Fifty Australians - Bob Badget Bage
Prize-winning student, athlete, and soldier. Bage was a young adventurous Antarctic explorer before returning to his army appointment. He was killed during the first fortnight on Gallipoli.
Captain Edward Frederick Robert Bage (1888–1915)
After graduating in civil engineering, Bob Bage joined the militia in 1909 and two years later transferred, as an officer, to the Royal Australian Engineers. Not long after that, aged 23, he took leave to accompany Douglas Mawson’s Australasian Antarctic Expedition as astronomer, assistant magnetician and recorder of tides.
Bage led the expedition’s southern sledging party on a perilous 1,000-kilometre overland journey towards the magnetic pole region. For weeks on end the group encountered blizzards, freezing temperatures, snow-blindness and frost-bite. Their return, with dwindling rations, became a race for survival. Bage’s “quiet determination, resolution, and foresight carried them through … always cheerful, ready with a hand to anybody who needed it … he was a born leader of men”.
Elsewhere, Mawson’s far eastern party struck disaster, leaving Mawson the sole survivor. Back at base, Bage was one of six volunteers who remained behind to wait for him when he failed to return in time for the expedition’s sailing. They endured another winter before the relief ship could come back for them.

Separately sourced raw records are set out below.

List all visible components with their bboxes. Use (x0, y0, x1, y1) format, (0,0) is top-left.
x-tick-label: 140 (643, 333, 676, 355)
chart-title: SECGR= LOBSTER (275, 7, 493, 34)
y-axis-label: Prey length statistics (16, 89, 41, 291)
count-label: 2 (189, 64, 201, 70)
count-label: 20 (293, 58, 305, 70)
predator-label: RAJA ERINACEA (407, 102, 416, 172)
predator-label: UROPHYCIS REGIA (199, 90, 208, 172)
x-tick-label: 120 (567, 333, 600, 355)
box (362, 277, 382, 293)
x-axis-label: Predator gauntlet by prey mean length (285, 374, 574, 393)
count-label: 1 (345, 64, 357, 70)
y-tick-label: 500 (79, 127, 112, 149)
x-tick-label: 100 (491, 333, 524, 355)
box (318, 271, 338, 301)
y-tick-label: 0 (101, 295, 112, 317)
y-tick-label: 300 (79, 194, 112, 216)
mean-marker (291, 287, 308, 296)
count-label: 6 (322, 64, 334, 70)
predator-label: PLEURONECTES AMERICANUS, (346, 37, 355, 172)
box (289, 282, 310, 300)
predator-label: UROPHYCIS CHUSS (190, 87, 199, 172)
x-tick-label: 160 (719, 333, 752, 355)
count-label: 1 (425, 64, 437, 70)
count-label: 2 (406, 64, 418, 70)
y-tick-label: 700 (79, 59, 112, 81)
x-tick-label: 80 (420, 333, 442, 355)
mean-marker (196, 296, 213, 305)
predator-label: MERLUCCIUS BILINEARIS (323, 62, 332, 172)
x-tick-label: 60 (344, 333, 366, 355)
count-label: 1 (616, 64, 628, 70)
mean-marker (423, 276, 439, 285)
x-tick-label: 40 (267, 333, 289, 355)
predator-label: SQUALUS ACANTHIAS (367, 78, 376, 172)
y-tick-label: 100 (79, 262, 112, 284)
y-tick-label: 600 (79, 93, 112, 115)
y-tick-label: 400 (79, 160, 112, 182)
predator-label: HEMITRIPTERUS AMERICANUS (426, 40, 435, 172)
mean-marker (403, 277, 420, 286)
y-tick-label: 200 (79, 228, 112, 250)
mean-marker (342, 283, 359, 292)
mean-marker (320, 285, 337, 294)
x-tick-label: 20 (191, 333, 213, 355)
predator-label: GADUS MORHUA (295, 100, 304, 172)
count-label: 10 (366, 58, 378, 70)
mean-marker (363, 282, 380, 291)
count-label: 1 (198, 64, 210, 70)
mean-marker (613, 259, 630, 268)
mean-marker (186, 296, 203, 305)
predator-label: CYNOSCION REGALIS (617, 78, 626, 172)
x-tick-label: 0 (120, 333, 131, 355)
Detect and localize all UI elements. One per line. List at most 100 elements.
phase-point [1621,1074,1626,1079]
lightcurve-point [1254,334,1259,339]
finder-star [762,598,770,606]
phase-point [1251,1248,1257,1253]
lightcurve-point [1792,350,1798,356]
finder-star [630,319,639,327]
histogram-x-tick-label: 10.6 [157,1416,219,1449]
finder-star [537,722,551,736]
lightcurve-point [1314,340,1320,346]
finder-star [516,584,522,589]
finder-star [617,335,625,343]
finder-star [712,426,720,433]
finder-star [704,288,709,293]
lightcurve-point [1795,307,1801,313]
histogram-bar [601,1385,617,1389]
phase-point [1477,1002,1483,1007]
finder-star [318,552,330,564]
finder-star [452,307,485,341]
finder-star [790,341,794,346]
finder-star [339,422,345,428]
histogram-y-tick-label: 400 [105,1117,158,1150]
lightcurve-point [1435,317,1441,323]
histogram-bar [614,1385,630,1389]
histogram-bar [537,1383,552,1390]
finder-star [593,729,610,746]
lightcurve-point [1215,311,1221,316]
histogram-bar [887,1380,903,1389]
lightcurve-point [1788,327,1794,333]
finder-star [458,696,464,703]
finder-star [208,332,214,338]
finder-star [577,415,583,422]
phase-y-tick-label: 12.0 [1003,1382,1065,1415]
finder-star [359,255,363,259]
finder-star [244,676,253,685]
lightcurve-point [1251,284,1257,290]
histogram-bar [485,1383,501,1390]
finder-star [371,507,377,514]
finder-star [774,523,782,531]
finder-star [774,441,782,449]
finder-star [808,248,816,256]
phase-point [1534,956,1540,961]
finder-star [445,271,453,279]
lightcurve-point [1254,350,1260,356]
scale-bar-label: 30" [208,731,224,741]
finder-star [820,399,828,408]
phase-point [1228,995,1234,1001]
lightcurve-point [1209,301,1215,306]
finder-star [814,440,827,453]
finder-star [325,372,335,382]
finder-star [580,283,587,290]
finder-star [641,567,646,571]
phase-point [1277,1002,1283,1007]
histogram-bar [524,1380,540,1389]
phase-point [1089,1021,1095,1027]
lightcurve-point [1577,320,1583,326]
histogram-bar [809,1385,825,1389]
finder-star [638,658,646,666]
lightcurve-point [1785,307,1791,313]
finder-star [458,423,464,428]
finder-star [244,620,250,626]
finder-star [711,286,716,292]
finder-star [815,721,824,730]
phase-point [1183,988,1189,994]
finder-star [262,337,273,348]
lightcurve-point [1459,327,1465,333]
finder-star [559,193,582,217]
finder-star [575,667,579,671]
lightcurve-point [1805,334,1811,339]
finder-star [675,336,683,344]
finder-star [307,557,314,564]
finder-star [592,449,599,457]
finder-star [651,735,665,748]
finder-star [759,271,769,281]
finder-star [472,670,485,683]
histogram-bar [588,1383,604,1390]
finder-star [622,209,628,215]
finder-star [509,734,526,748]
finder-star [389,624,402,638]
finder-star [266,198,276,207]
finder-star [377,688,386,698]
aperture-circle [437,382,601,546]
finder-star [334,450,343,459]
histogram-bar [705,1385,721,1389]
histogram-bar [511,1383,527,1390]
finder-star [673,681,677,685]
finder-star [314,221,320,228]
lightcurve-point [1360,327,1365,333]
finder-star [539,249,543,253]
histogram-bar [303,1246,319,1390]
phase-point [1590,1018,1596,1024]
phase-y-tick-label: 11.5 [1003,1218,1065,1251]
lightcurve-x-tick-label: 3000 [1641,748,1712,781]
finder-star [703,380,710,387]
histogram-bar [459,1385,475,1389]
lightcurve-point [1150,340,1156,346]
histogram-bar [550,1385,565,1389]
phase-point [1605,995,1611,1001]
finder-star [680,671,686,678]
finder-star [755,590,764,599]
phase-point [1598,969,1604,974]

On the outbreak of war, Bage was commissioned in the AIF as second-in-command of the 3rd Field Company, Australian Engineers. He took part in the landing at ANZAC on 25 April 1915. Twelve days later he was sent to an exposed position to peg out a new trench line. He came under intense machine-gun fire and was repeatedly hit. His dead body could not be recovered until dark; he was later buried in the Beach Cemetery at ANZAC.